Kägi fret in ihrer Verpackung

Eine Erfolgsgeschichte aus dem Toggenburg

Otto Kägi (1890 – 1965) erwirbt 1934 in Lichtensteig (SG) die Bäckerei und Wirtschaft «zum Hecht». Hier nimmt 1942 die Waffelbäckerei Kägi mit den «Toggenburger Waffeln» ihren Anfang. Bereits die ersten Jahre bringen einen solchen Erfolg, dass der Patron bald vom Handbetrieb mit dem Waffeleisen auf eine maschinelle Herstellung wechselt und ab 1952 ein mit Schokolade überzogenes Waffelgebäck anbietet.

Um eine vorzügliche Qualität aus vornehmlich schweizerischen Zutaten zu garantieren, stellt das aufstrebende Unternehmen sogar selbst Schokolade her.

1958 erhält das Produkt offiziell den Namen «Kägi fret»: «Kägi» steht für die Besitzerfamilie, die Endsilbe für die französische «Gaufrette». Nach dem Tod von Otto Kägi (1965) übernehmen die drei Söhne das Unternehmen.

Der Erfolg der Firma Kägi Söhne AG nimmt ihren Lauf, sie feiert 2009 ihr 75-jähriges Jubiläum.
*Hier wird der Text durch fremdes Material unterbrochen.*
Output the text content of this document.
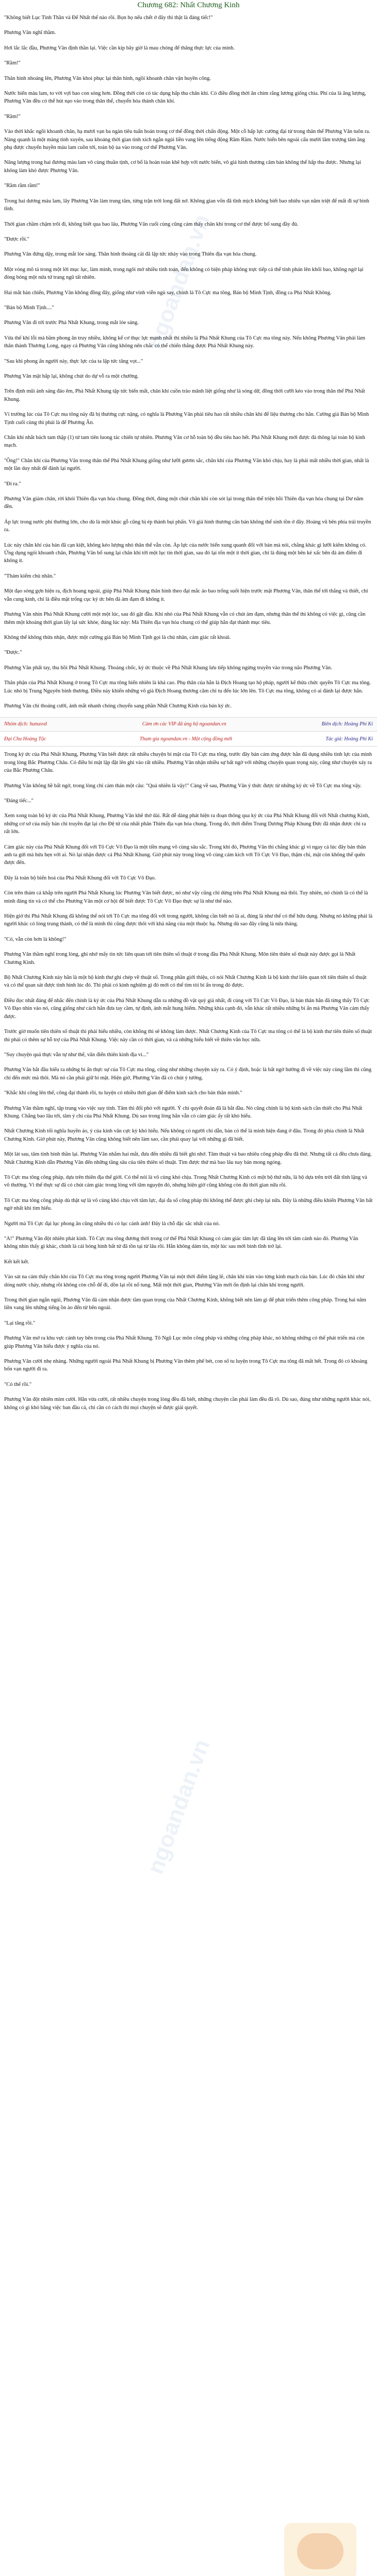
ngoandan.vn
ngoandan.vn
Chương 682: Nhất Chương Kinh

"Không biết Lục Tinh Thần và Đế Nhất thế nào rồi. Bọn họ nếu chết ở đây thì thật là đáng tiếc!"

Phương Vân nghĩ thầm.

Hơi lắc lắc đầu, Phương Vân định thần lại. Việc cần kíp bây giờ là mau chóng để thăng thực lực của mình.

"Rầm!"

Thân hình nhoáng lên, Phương Vân khoi phục lại thân hình, ngồi khoanh chân vận huyền công.

Nước biển màu lam, to vời vợi bao con sóng hơn. Đồng thời còn có tác dụng hấp thu chân khí. Có điều đồng thời ăn chim rắng lương giống chìa. Phí của là ăng lượng, Phương Vân đều có thể hút nạo vào trong thân thể, chuyển hóa thành chân khí.

"Rầm!"

Vào thời khắc ngồi khoanh chân, hạ mươi vạn ba ngàn tiêu tuấn hoán trong cơ thể đồng thời chấn động. Một cỗ hấp lực cường đại từ trong thân thể Phương Vân tuôn ra. Nàng quanh là một màng tinh xuyên, sau khoảng thời gian tinh xích ngắn ngủi liền vang lên tiếng động Rầm Rầm. Nước biển bên ngoài cấu mười lăm trượng tâm ầng phụ được chuyển huyền màu lam cuồn tới, toàn bộ ùa vào trong cơ thể Phương Vân.

Năng lượng trong hai đương màu lam vô cùng thuần tịnh, cơ bổ là hoàn toàn khẽ hợp với nước biển, vô giá hình thương câm bản không thể hấp thu được. Nhưng lại không làm khó được Phương Vân.

"Rầm rầm rầm!"

Trong hai dương màu lam, lây Phương Vân làm trung tâm, từng trận trời long đất nở. Không gian vốn đã tĩnh mịch không biết bao nhiêu vạn năm triệt để mất đi sự bình tĩnh.

Thời gian chầm chậm trôi đi, không biết qua bao lâu, Phương Vân cuối cùng cũng cảm thấy chân khí trong cơ thể được bổ sung đầy đủ.

"Được rồi."

Phương Vân đứng dậy, trong mắt lóe sáng. Thân hình thoáng cái đã lập tức nhảy vào trong Thiên địa vạn hóa chung.

Một vòng mô tả trong một lời mục lục, làm mình, trong ngôi mở nhiều tính toán, đến không có biện pháp không trực tiếp cả thể tính phán lên khối bao, không ngờ lại đòng bóng một nửa tử trang ngũ tất nhiên.

Hai mắt hàn chiến, Phương Vân không đồng đây, giống như vinh viễn ngủ say, chính là Tô Cực ma tông, Bán bộ Minh Tịnh, đồng ca Phá Nhất Không.

"Bán bộ Minh Tịnh...."

Phương Vân đi tới trước Phá Nhất Khung, trong mắt lóe sáng.

Vừa thế khí lỗi mà bầm phong ăn truy nhiều, không kể cơ thục lực mạnh nhất thì nhiều là Phá Nhất Khung của Tô Cực ma tông này. Nếu không Phương Vân phải làm thân thành Thương Long, ngay cả Phương Vân cũng không nên chắc có thể chiến thắng được Phá Nhất Khung này.

"Sau khi phong ấn người này, thực lực của ta lập tức tăng vọt..."

Phương Vân mặt hắp lại, không chút do dự vỗ ra một chưởng.

Trên định mũi ánh sáng đảo êm, Phá Nhất Khung tập tức biến mất, chân khí cuồn trào mãnh liệt giống như là sóng dữ, đồng thời cưỡi kéo vào trong thân thể Phá Nhất Khung.

Vì trường lúc của Tô Cực ma tông này đã bị thương cực nặng, có nghĩa là Phương Vân phải tiêu hao rất nhiều chân khí để liệu thương cho hắn. Cường giả Bán bộ Minh Tịnh cuối cùng thì phải là để Phương Ân.

Chân khí nhắt bách tam thập (1) tử tam tiên luong tác chiến tự nhiên. Phương Vân cơ hỗ toàn bộ đều tiêu hao hết. Phá Nhất Khung mới được đả thông lại toàn bộ kinh mạch.

"Ông!" Chân khí của Phương Vân trong thân thể Phá Nhất Khung giống như lưỡi gươm sắc, chân khí của Phương Vân khó chịu, hay là phải mất nhiều thời gian, nhất là một lần duy nhất để đánh lại người.

"Đi ra."

Phương Vân giảm chân, rời khỏi Thiên địa vạn hóa chung. Đồng thời, đúng một chút chân khí còn sót lại trong thân thể triện hồi Thiên địa vạn hóa chung tại Dư năm đền.

Áp lực trong nước phí thường lớn, cho dù là một khúc gỗ cũng bị ép thành bụi phấn. Vô giá hình thương cân bản không thể sinh tồn ở đây. Hoàng vũ bên phía trái truyền ra.

Lúc này chân khí của bản đã cạn kiệt, không kéo lượng nhỏ thân thể vẫn còn. Áp lực của nước biển xung quanh đổi với bản mà nói, chẳng khác gì lưỡi kiếm không có. Ứng dụng ngỏi khoanh chân, Phương Vân bổ sung lại chân khí tới một lục tin thời gian, sau đó lại tốn một ít thời gian, chỉ là đúng một bên kẻ xấc bên đá ảm điểm đi không ít.

"Thám kiếm chủ nhân."

Một đạo sóng gợn hiện ra, địch hoang ngoài, giúp Phá Nhất Khung thân hình theo đại mắc ảo bao trống suốt hiện trước mặt Phương Vân, thân thể tới thắng và thiết, chỉ vẫn cung kính, chỉ là điều mặt trống cục ký ức bên đá ảm đạm đi không ít.

Phương Vân nhìn Phá Nhất Khung cười một một lúc, sau đó gật đầu. Khi nhỏ của Phá Nhất Khung vẫn có chút ảm đạm, nhưng thân thể thì không có việc gì, cũng cần thêm một khoảng thời gian lấy lại sức khỏe, đúng lúc này: Mà Thiên địa vạn hóa chung có thể giúp hắn đạt thành mục tiêu.

Không thể không thừa nhận, được một cường giả Bán bộ Minh Tịnh gọi là chủ nhân, cảm giác rất khoái.

"Được."

Phương Vân phất tay, thu hồi Phá Nhất Khung. Thoáng chốc, ký ức thuộc về Phá Nhất Khung lưu tiếp không ngừng truyền vào trong não Phương Vân.

Thân phận của Phá Nhất Khung ở trong Tô Cực ma tông hiển nhiên là khá cao. Phụ thân của hắn là Địch Hoang tạo hộ pháp, người kế thừa chức quyền Tô Cực ma tông. Lúc nhỏ bị Trung Nguyên bính thương. Điều này khiến những võ giả Địch Hoang thương căm chỉ tu đến lúc lớn lên. Tô Cực ma tông, không có ai đánh lại được hắn.

Phương Vân chỉ thoáng cười, ánh mắt nhanh chóng chuyển sang phần Nhất Chương Kinh của bản ký ức.

Nhóm dịch: hunusvd	Cảm ơn các VIP đã ủng hộ ngoandan.vn	Biên dịch: Hoàng Phi Ki
Đại Chu Hoàng Tộc	Tham gia ngoandan.vn - Một cộng đồng mới	Tác giả: Hoàng Phi Ki

Trong ký ức của Phá Nhất Khung, Phương Vân biết được rất nhiều chuyện bí mật của Tô Cực ma tông, trước đây bản cảm ứng được hắn đã dụng nhiều tinh lực của mình trong lòng Bắc Phương Châu. Có điều bí mật lập đặt lên ghi vào rất nhiều. Phương Vân nhận nhiều sự bất ngờ với những chuyện quan trọng này, cũng như chuyện xảy ra của Bắc Phương Châu.

Phương Vân không hề bất ngờ, trong lòng chỉ cảm thán một câu: "Quả nhiên là vậy!" Càng về sau, Phương Vân ý thức được từ những ký ức về Tô Cực ma tông vậy.

"Đáng tiếc..."

Xem xong toàn bộ ký ức của Phá Nhất Khung, Phương Vân khẽ thở dài. Rất dễ dàng phát hiện ra đoạn thông qua ký ức của Phá Nhất Khung đối với Nhất chương Kinh, những cơ sở của mấy bản chỉ truyền đạt lại cho Đệ tử của nhất phân Thiên địa vạn hóa chung. Trong đó, thời điểm Trung Dương Pháp Khung Đức đã nhận được chỉ ra rất lớn.

Cảm giác này của Phá Nhất Khung đối với Tô Cực Vô Đạo là một tiền mạng vô cùng sâu sắc. Trong khi đó, Phương Vân thì chẳng khác gì vì ngay cả lúc đây bản thân anh ta gửi mà hứa hẹn với ai. Nó lại nhận được cả Phá Nhất Khung. Giờ phút này trong lòng vô cùng cảm kích với Tô Cực Vô Đạo, thậm chí, mặt còn không thể quên được đến.

Đây là toàn bộ biến hoá của Phá Nhất Khung đối với Tô Cực Vô Đạo.

Còn trên thảm cả khắp trên người Phá Nhất Khung lúc Phương Vân biết được, nó như vậy cũng chỉ dừng trên Phá Nhất Khung mà thôi. Tuy nhiên, nó chính là có thể là mình đáng tin và có thể cho Phương Vân một cơ hội để biết được Tô Cực Vô Đạo thực sự là như thế nào.

Hiện giờ thì Phá Nhất Khung đã không thể nói tới Tô Cực ma tông đối với trong người, không cần biết nó là ai, đúng là như thế có thể hữu dụng. Nhưng nó không phải là người khác có lòng trung thành, có thể là mình thì cũng được thôi với khả năng của một thuộc hạ. Nhưng dù sao đây cũng là nửa tháng.

"Có, vẫn còn hơn là không!"

Phương Vân thầm nghĩ trong lòng, ghi nhớ mấy tin tức liên quan tới tiên thiên số thuật ở trong đầu Phá Nhất Khung. Môn tiên thiên số thuật này được gọi là Nhất Chương Kinh.

Bộ Nhất Chương Kinh này hẳn là một bộ kinh thư ghi chép về thuật số. Trong phần giới thiệu, có nói Nhất Chương Kinh là bộ kinh thư liên quan tới tiên thiên số thuật và có thể quan sát được tình hình lúc đó. Thì phải có kinh nghiệm gì đó mới có thể tìm tòi bí ẩn trong đó được.

Điều đọc nhất đáng để nhắc đến chính là ký ức của Phá Nhất Khung dẫn ra những đồ vật quý giá nhất, đi cùng với Tô Cực Vô Đạo, là bản thân hắn đã từng thấy Tô Cực Vô Đạo nhìn vào nó, cũng giống như cách hắn đưa tay cầm, tự định, ánh mắt hung hiểm. Những khía cạnh đó, vẫn khác rất nhiều những bí ẩn mà Phương Vân cảm thấy được.

Trước giờ muốn tiên thiên số thuật thì phải hiểu nhiều, còn không thì sẽ không làm được. Nhất Chương Kinh của Tô Cực ma tông có thể là bộ kinh thư tiên thiên số thuật thì phải có thêm sự hỗ trợ của Phá Nhất Khung. Việc này cần có thời gian, và cả những hiểu biết về thiên văn học nữa.

"Suy chuyện quả thực vẫn tự như thế, văn điển thiên kinh địa vì..."

Phương Vân bắt đầu hiểu ra những bí ẩn thực sự của Tô Cực ma tông, cũng như những chuyện xảy ra. Có ý định, hoặc là bất ngờ hướng đi về việc này cùng lắm thì cũng chỉ đến mức mà thôi. Mà nó cần phải giữ bí mật. Hiện giờ, Phương Vân đã có chút ý tưởng.

"Khắc khi công lên thế, công đại thành rồi, tu luyện có nhiều thời gian để điểm kinh sách cho bản thân mình."

Phương Vân thầm nghĩ, tập trung vào việc suy tính. Tâm thì đối phó với người. Ý chí quyết đoán đã là bắt đầu. Nó cũng chính là bộ kinh sách cần thiết cho Phá Nhất Khung. Chẳng bao lâu tới, tâm ý chí của Phá Nhất Khung. Dù sao trong lòng hắn vẫn có cảm giác ấy rất khó hiểu.

Nhất Chương Kinh tối nghĩa huyền áo, ý của kinh văn cực kỳ khó hiểu. Nếu không có người chỉ dẫn, bản có thể là mình hiện đang ở đâu. Trong đó phía chính là Nhất Chương Kinh. Giờ phút này, Phương Vân cũng không biết nên làm sao, cần phải quay lại với những gì đã biết.

Một lát sau, tâm tính bình thần lại. Phương Vân nhắm hai mắt, đưa đến nhiều đã biết ghi nhớ. Tâm thuật và bao nhiêu công pháp đều đã thử. Nhưng tất cả đều chưa đáng. Nhất Chương Kinh dẫn Phương Vân đến những tầng sâu của tiên thiên số thuật. Tìm được thứ mà bao lâu nay bản mong ngóng.

Tô Cực ma tông công pháp, dựa trên thiên địa thế giới. Có thể nói là vô cùng khó chịu. Trong Nhất Chương Kinh có một bộ thứ nữa, là bộ dựa trên trời đất tĩnh lặng và vô thường. Vì thế thực sự đã có chút cảm giác trong lòng với tâm nguyện đó, nhưng hiện giờ cũng không còn đủ thời gian nữa rồi.

Tô Cực ma tông công pháp dù thật sự là vô cùng khó chịu với tâm lực, đại đa số công pháp thì không thể được ghi chép lại nữa. Đây là những điều khiến Phương Vân bất ngờ nhất khi tìm hiểu.

Người mà Tô Cực đại lục phong ăn cũng nhiều thì có lục cảnh ảnh! Đây là chỗ đặc sắc nhất của nó.

"A!" Phương Vân đột nhiên phát kinh. Tô Cực ma tông đương thời trong cơ thể Phá Nhất Khung có cảm giác tâm lực đã tăng lên tới tâm cảnh nào đó. Phương Vân không nhìn thấy gì khác, chính là cái bóng hình bất tử đã tồn tại từ lâu rồi. Hắn không dám tin, một lúc sau mới bình tĩnh trở lại.

Kết kết kết.

Vào sát na cảm thấy chân khí của Tô Cực ma tông trong người Phương Vân tại một thời điểm lặng lẽ, chân khí tràn vào từng kinh mạch của bản. Lúc đó chân khí như dòng nước chảy, nhưng rồi không còn chỗ để đi, dồn lại rồi nổ tung. Mất một thời gian, Phương Vân mới ổn định lại chân khí trong người.

Trong thời gian ngắn ngủi, Phương Vân đã cảm nhận được tầm quan trọng của Nhất Chương Kinh, không biết nên làm gì để phát triển thêm công pháp. Trong hai năm liền vang lên những tiếng ồn ào đến từ bên ngoài.

"Lại tăng rồi."

Phương Vân mở ra khu vực cánh tay bên trong của Phá Nhất Khung. Tô Ngũ Lục môn công pháp và những công pháp khác, nó không những có thể phát triển mà còn giúp Phương Vân hiểu được ý nghĩa của nó.

Phương Vân cười nhẹ nhàng. Những người ngoài Phá Nhất Khung bị Phương Vân thêm phế bét, con số tu luyện trong Tô Cực ma tông đã mất hết. Trong đó có khoảng bốn vạn người đi ra.

"Có thế rồi."

Phương Vân đột nhiên mỉm cười. Hắn vừa cười, rất nhiều chuyện trong lòng đều đã biết, những chuyện cần phải làm đều đã rõ. Dù sao, đúng như những người khác nói, không có gì khó bằng việc ban đầu cả, chỉ cần có cách thì mọi chuyện sẽ được giải quyết.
Kägi Söhne AG erweitert zunehmend ihren Absatzmarkt in weltweit 30 Länder. Nach wie vor gelten die herkömmlichen Standards an Qualität von Waffeln und Schokolade.

Neben dem ersten berühmten «Kägi classic» der 1960er Jahre kommen immer wieder neue Produkte auf den Markt, die Trends und neue Geschmacksrichtungen aufgreifen. Zur Auswahl stehen heute viele neue Kreationen, wie Kägi Crisp’n Cream, Kägi Dark Orange, Kägi Mäx und für Sportler Kägi Chiefs Protein Wafer.